"I offered ... I could have walked out of the story forever, into the proverbial sunset." There's a mischievous grin and he crystallizes into the incarnation I actually like. Damn.
"Reverse psychology! You tried that on my narrator. And she fell for it. What did you write to convince her, anyway?"
"Wouldn't you like to know." The grin edges into a smirk. Now he's just being irritating for the hell of it. He can't write better than me, or at least he can't prove that he can, and he knows it. It's axiomatic.
"Still mad at you." I settle for arms sternly crossed. "I didn't let you be the protagonist and you still managed to steal the story, at the eleventh hour."
"Actually, I think it was the twenty-seventh day."
"Wiseass."
"You're just annoyed that I did turn out to be a more interesting character after all, and that now you really do have to write a book about me and let me narrate, only now it's going to have to be the sequel to the one you already wrote."
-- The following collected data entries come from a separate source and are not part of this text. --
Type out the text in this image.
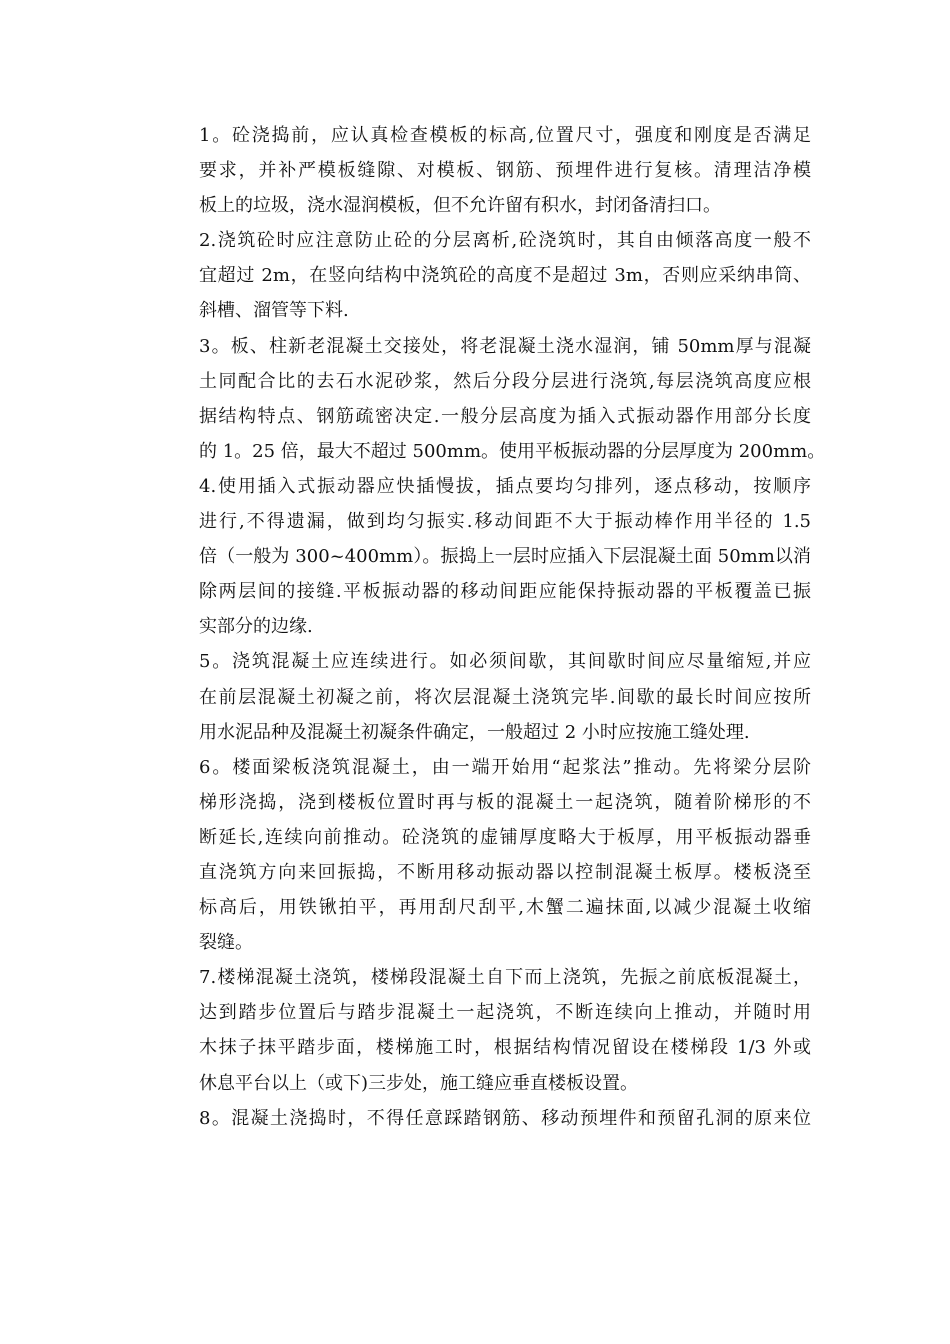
1。砼浇捣前，应认真检查模板的标高,位置尺寸，强度和刚度是否满足
要求，并补严模板缝隙、对模板、钢筋、预埋件进行复核。清理洁净模
板上的垃圾，浇水湿润模板，但不允许留有积水，封闭备清扫口。
2.浇筑砼时应注意防止砼的分层离析,砼浇筑时，其自由倾落高度一般不
宜超过 2m，在竖向结构中浇筑砼的高度不是超过 3m，否则应采纳串筒、
斜槽、溜管等下料.
3。板、柱新老混凝土交接处，将老混凝土浇水湿润，铺 50mm厚与混凝
土同配合比的去石水泥砂浆，然后分段分层进行浇筑,每层浇筑高度应根
据结构特点、钢筋疏密决定.一般分层高度为插入式振动器作用部分长度
的 1。25 倍，最大不超过 500mm。使用平板振动器的分层厚度为 200mm。
4.使用插入式振动器应快插慢拔，插点要均匀排列，逐点移动，按顺序
进行,不得遗漏，做到均匀振实.移动间距不大于振动棒作用半径的 1.5
倍（一般为 300~400mm）。振捣上一层时应插入下层混凝土面 50mm以消
除两层间的接缝.平板振动器的移动间距应能保持振动器的平板覆盖已振
实部分的边缘.
5。浇筑混凝土应连续进行。如必须间歇，其间歇时间应尽量缩短,并应
在前层混凝土初凝之前，将次层混凝土浇筑完毕.间歇的最长时间应按所
用水泥品种及混凝土初凝条件确定，一般超过 2 小时应按施工缝处理.
6。楼面梁板浇筑混凝土，由一端开始用“起浆法”推动。先将梁分层阶
梯形浇捣，浇到楼板位置时再与板的混凝土一起浇筑，随着阶梯形的不
断延长,连续向前推动。砼浇筑的虚铺厚度略大于板厚，用平板振动器垂
直浇筑方向来回振捣，不断用移动振动器以控制混凝土板厚。楼板浇至
标高后，用铁锹拍平，再用刮尺刮平,木蟹二遍抹面,以减少混凝土收缩
裂缝。
7.楼梯混凝土浇筑，楼梯段混凝土自下而上浇筑，先振之前底板混凝土，
达到踏步位置后与踏步混凝土一起浇筑，不断连续向上推动，并随时用
木抹子抹平踏步面，楼梯施工时，根据结构情况留设在楼梯段 1/3 外或
休息平台以上（或下)三步处，施工缝应垂直楼板设置。
8。混凝土浇捣时，不得任意踩踏钢筋、移动预埋件和预留孔洞的原来位
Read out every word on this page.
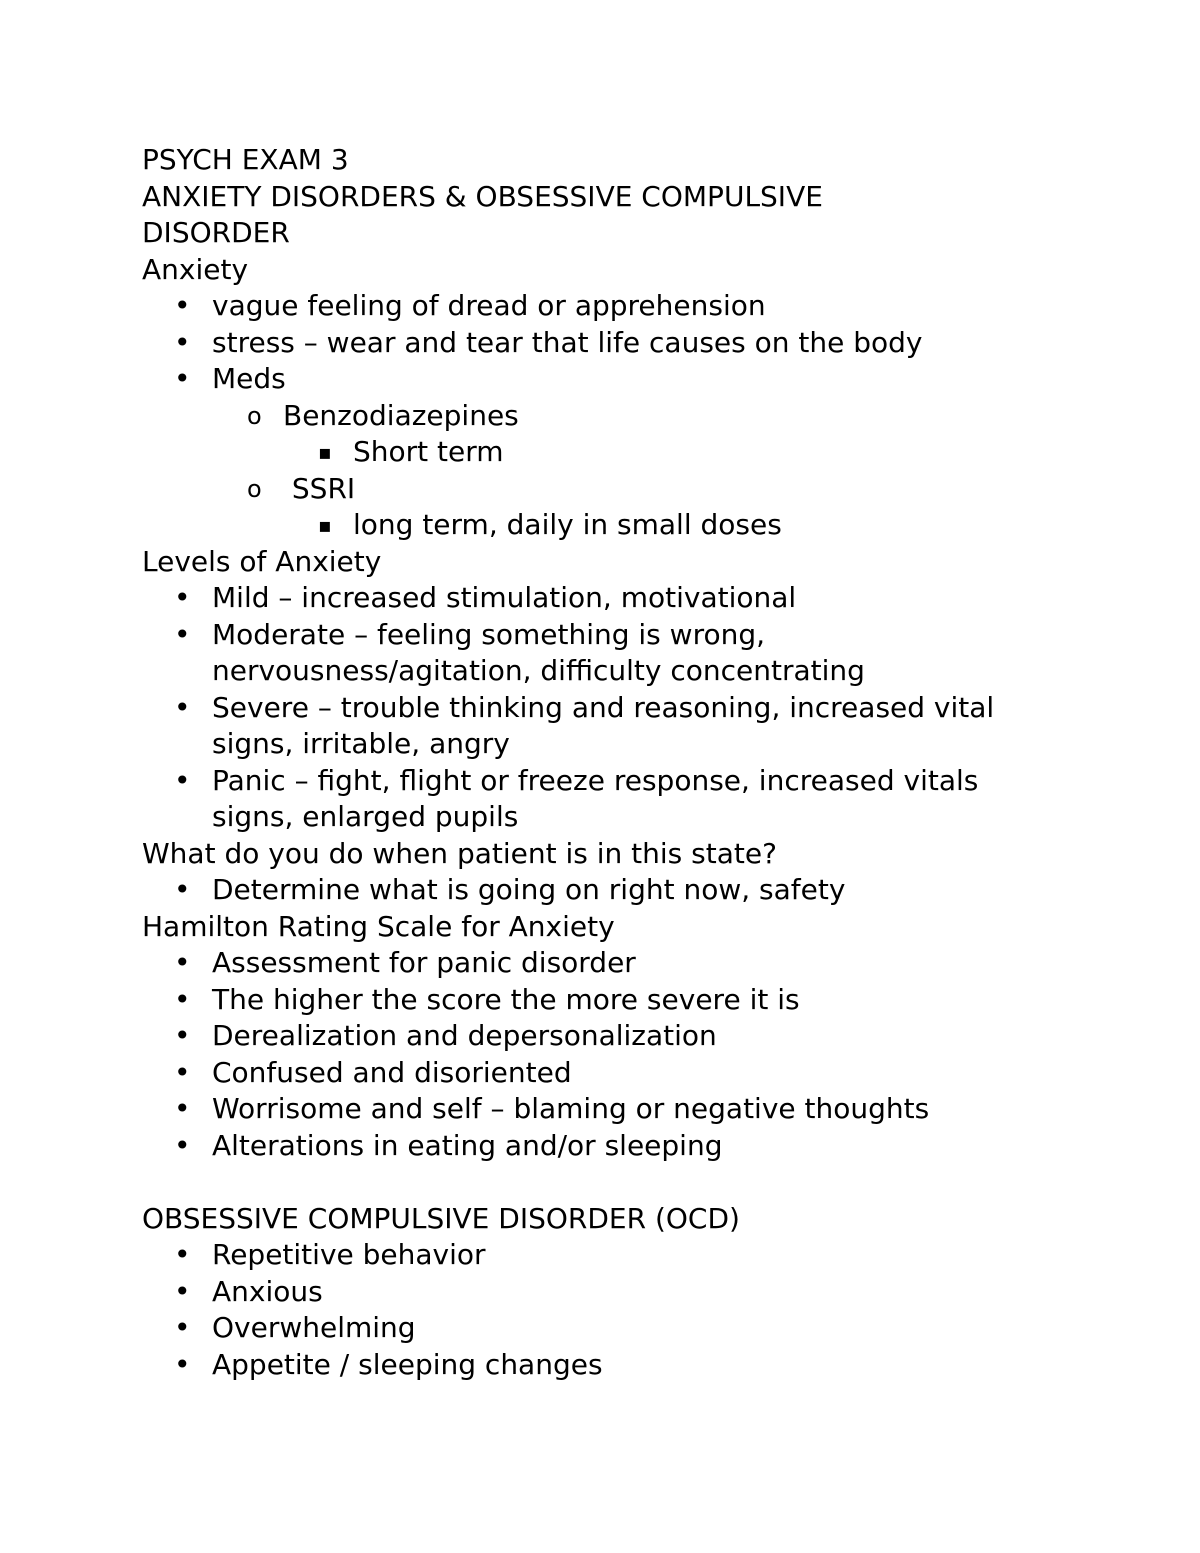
PSYCH EXAM 3
ANXIETY DISORDERS & OBSESSIVE COMPULSIVE DISORDER
Anxiety
• vague feeling of dread or apprehension
• stress – wear and tear that life causes on the body
• Meds
o Benzodiazepines
▪ Short term
o SSRI
▪ long term, daily in small doses
Levels of Anxiety
• Mild – increased stimulation, motivational
• Moderate – feeling something is wrong, nervousness/agitation, difficulty concentrating
• Severe – trouble thinking and reasoning, increased vital signs, irritable, angry
• Panic – fight, flight or freeze response, increased vitals signs, enlarged pupils
What do you do when patient is in this state?
• Determine what is going on right now, safety
Hamilton Rating Scale for Anxiety
• Assessment for panic disorder
• The higher the score the more severe it is
• Derealization and depersonalization
• Confused and disoriented
• Worrisome and self – blaming or negative thoughts
• Alterations in eating and/or sleeping
OBSESSIVE COMPULSIVE DISORDER (OCD)
• Repetitive behavior
• Anxious
• Overwhelming
• Appetite / sleeping changes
He's not completely wrong. "No, I'm annoyed because I still don't know what your deal is any more than I did before, so I still can't write your story -- but in the meantime, I've lost my grip on the story I was writing before, while not gaining a grip on yours. So I'm sitting here, as the putative writer, utterly gripless."
"I notice those other two aren't hanging around anymore."
"Oh, they're around. Just not as pushy as you."
"Their loss."
But then I'm struck by a sudden sense of worry. "Or maybe they're mad, and not talking to me. I've been told that maybe I'm not the kindest writer to my characters. So you, you'd better be careful what you wish for, you might not like it when you get it."
He dismisses this with a wave. "I can handle it, whatever you decide to do. You can't get rid of me that easily."
He's still here. I know he's right. But I still don't know what his point is.
Grrr.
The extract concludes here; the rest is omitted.